Reactome and WikiPathways both have apps for Cytoscape that pull their content into a graph model:
In the case of the WikiPathways app, you have the explicit option of importing a pathway as "a pathway" (meaning a complete, annotated diagram) or as "a network" (meaning a simplified graph diagram). The network version is ideal for graph analytics, merging and extension.
The app exposes a REST API via Cytoscape as well, so you can programmatically import hundreds of (or all) pathways via an R or Python script. See RCy3 and py4cytoscape packages.

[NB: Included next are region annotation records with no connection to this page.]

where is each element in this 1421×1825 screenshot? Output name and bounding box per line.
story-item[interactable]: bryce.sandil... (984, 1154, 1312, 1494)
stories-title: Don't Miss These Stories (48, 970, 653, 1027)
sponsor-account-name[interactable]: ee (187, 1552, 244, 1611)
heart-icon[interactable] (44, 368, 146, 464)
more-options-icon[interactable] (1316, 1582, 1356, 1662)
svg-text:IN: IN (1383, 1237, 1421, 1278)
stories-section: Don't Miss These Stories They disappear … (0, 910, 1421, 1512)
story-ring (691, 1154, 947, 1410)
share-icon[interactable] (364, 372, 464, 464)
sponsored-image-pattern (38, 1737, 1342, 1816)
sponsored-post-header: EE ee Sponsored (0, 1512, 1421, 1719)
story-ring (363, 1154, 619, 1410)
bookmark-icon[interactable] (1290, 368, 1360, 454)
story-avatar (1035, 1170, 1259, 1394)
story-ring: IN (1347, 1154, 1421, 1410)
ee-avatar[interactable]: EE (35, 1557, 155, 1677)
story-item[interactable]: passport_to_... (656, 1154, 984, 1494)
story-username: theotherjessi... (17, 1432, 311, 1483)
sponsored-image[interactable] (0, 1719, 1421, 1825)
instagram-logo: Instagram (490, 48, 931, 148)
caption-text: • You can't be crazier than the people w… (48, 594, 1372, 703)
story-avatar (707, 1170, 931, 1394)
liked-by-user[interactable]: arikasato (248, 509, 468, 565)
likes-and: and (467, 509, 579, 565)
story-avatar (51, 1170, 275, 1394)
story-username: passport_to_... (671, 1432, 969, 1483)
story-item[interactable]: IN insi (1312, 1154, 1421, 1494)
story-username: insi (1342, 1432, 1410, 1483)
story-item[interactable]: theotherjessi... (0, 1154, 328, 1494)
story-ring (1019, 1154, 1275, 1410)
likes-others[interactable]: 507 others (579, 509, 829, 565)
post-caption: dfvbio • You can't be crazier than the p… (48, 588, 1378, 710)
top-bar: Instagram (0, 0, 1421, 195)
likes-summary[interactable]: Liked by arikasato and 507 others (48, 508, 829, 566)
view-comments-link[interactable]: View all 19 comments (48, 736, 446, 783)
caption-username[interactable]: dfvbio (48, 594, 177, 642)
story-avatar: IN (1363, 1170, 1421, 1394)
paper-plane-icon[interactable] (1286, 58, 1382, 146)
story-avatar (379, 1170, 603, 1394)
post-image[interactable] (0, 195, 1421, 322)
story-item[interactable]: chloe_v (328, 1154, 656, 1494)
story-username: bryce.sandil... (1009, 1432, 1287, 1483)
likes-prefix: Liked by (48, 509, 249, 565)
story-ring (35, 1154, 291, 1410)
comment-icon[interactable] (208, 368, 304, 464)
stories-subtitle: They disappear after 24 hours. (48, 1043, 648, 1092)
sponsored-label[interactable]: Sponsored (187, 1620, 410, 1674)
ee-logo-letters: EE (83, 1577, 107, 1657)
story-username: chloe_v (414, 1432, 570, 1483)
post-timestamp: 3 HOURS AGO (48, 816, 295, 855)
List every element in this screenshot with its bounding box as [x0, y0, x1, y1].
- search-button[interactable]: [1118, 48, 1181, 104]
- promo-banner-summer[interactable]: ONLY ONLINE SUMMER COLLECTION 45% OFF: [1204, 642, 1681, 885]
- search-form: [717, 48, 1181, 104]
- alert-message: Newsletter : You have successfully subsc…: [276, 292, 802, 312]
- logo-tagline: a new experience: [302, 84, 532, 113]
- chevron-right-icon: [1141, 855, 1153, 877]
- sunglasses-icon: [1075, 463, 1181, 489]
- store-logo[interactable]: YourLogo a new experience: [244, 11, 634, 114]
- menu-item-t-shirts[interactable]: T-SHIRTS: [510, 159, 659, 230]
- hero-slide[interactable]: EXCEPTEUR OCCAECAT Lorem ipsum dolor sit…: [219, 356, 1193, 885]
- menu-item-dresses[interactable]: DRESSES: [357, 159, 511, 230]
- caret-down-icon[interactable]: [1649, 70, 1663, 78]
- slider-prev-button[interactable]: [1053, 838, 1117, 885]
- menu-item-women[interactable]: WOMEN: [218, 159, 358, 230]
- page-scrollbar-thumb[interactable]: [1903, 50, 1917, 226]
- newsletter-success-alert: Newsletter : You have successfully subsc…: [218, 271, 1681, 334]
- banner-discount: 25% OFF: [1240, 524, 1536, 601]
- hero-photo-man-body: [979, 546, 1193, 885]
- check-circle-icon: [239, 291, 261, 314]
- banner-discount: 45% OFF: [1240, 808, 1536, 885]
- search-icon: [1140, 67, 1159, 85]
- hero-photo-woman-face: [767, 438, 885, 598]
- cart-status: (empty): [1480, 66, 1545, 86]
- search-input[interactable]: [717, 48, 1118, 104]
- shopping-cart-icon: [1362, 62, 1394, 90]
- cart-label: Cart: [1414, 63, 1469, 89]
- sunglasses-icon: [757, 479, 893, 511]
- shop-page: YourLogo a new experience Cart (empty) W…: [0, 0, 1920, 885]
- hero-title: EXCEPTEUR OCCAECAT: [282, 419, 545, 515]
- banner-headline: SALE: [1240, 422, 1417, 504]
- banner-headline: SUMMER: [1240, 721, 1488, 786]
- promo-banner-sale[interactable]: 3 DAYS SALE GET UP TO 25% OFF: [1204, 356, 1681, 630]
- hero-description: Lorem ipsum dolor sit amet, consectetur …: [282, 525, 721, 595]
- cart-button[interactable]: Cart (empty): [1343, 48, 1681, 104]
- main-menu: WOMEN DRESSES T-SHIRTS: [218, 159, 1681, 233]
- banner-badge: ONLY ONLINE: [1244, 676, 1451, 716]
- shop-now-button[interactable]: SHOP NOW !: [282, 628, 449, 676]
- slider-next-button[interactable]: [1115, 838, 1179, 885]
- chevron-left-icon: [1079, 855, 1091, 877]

By the way, all the human pathways from Reactome are also hosted by WikiPathways. So, using the WikiPathways app, you can also pull in Reactome pathways (for human) into Cytoscape "as networks" and have both in exactly the same data structure.
Caveat: Not all graph models are the same! For a topological pathway analysis, you will want to very carefully assess how pathways are modeled by these tools. For example, whether genes and metabolites interact directly or via reaction nodes, which would completely change measures of path length, diffusion, etc. In the case of WikiPathways, there is an RDF model of pathwys, for example, that is different from the Cytoscape model you get via the app. You may want to pull content in via RDF depending on your analysis plan. Or you may want to restructure the imported graphs via the app.